= Direct reduction (blast furnace) =

Fraction resulting from the direct reduction of iron oxides in a blast furnace

Direct reduction is the fraction of iron oxide reduction that occurs in a blast furnace due to the presence of coke carbon, while the remainder – indirect reduction – consists mainly of carbon monoxide from coke combustion.

It should also be noted that many non-ferrous oxides are reduced by this type of reaction in a blast furnace. This reaction is therefore essential to the operation of historical processes for the production of non-ferrous metals by non-steel blast furnaces (i.e. blast furnaces dedicated to the production of ferromanganese, ferrosilicon, etc., which have now disappeared).

Direct-reduction steelmaking processes that bring metal oxides into contact with carbon (typically those based on the use of hard coal or charcoal) also exploit this chemical reaction. In fact, at first glance, many of them seem to use only this reaction. Processes that historically competed with blast furnaces, such as the Catalan forge, have been assimilated into this reaction. But modern direct reduction processes are often based on the exclusive use of reducing gases: in this case, their name takes on the exact opposite meaning to that of the chemical reaction.

== Definition ==

For blast furnaces, direct reduction corresponds to the reduction of oxides by the carbon in the coke. However, in practice, direct reduction only plays a significant role in the final stage of iron reduction in a blast furnace, by helping to reduce wustite (FeO) to iron. In this case, the chemical reaction can be trivially described as follows:
FeO + C -> Fe + CO, consuming 155.15 kJ/mol
However, "in the solid state, there is virtually no reaction in the absence of gases, even between finely ground iron ore and coal powders. In other words, it seems certain that the reaction takes place via gases". This means that direct reduction most probably corresponds to the following chain of reactions:
FeO + CO -> Fe + CO2, producing 17.45 kJ/mol (reduction by CO)
CO2 + C <-> 2 CO, consuming 172.45 kJ/mol (Boudouard reaction)

== Roles ==
This reaction accounts for around half of the transformation of wustite, FeO, into iron, (Note: This proportion leads some authors to break down the reduction of wustite (which is a non-stoichiometric compound with a variable oxidation rate) into two successive stages: 2FeO + CO -> 2FeO0.5 + CO2 and 2FeO0.5 + C -> 2Fe + CO) and removes 30% of the total oxygen supplied, mainly in the form of iron(III) oxide, Fe_{2}O_{3}. This mode of wustite reduction is highly endothermic, whereas the reduction of iron oxides by CO is slightly exothermic (+155.15 kJ/mol vs. –17.45 kJ/mol), so it is essential to keep it to a minimum.

This reaction concerns all the iron oxides present in a blast furnace, but also manganese(II) oxides (Mno), silica (SiO_{2}), chromium, vanadium, and titanium, which are partially reduced in blast furnaces.
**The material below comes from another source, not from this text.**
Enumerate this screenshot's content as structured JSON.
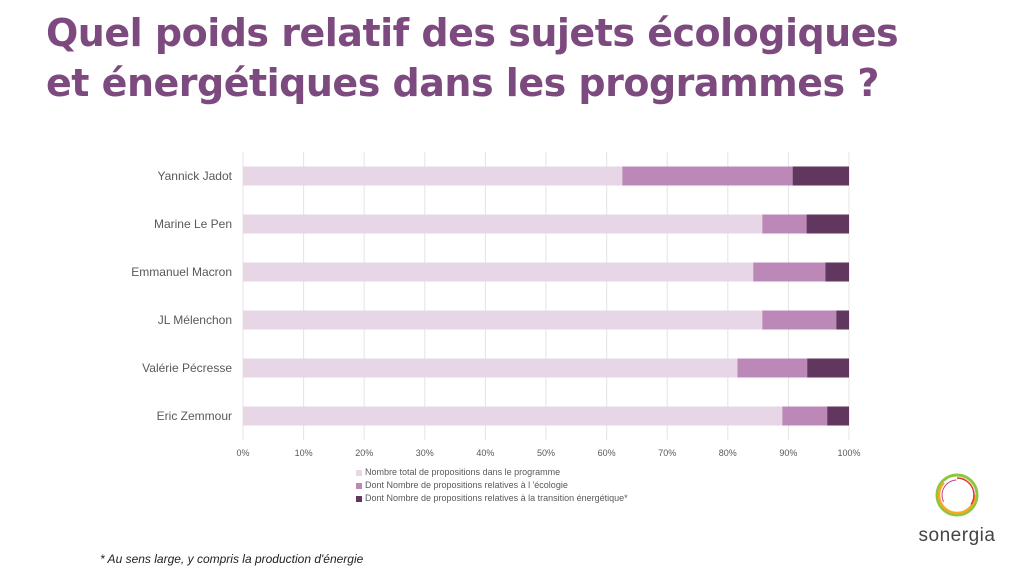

These chemical reactions are described below:
MnO + C -> Mn + CO, consuming 282.4 kJ/mol at 1400 °C (begins above 1000 °C and involves half the manganese present in the charge)
SiO2 + 2C -> Si + 2CO, consuming 655.5 kJ/mol (begins above 1500 °C)
Chromium and vanadium behave like manganese, and titanium like silicon. As for the other iron oxides, their direct reduction is of negligible importance. This can be written as:
3Fe2O3 + C -> 2Fe3O4 + CO, consuming 118.821 kJ/mol
Fe3O4 + C -> 3FeO + CO, consuming 209.256 kJ/mol
In non-steel blast furnaces, dedicated to the production of ferroalloys, direct reduction is fundamental. For example, for ferronickel production, both direct reduction reactions are used:
NiO + C -> Ni + CO, above 445 °C
FeO + C -> Fe + CO, above 800 °C
So, although nickel reduces slightly more easily than iron, it cannot be reduced and cast independently of iron.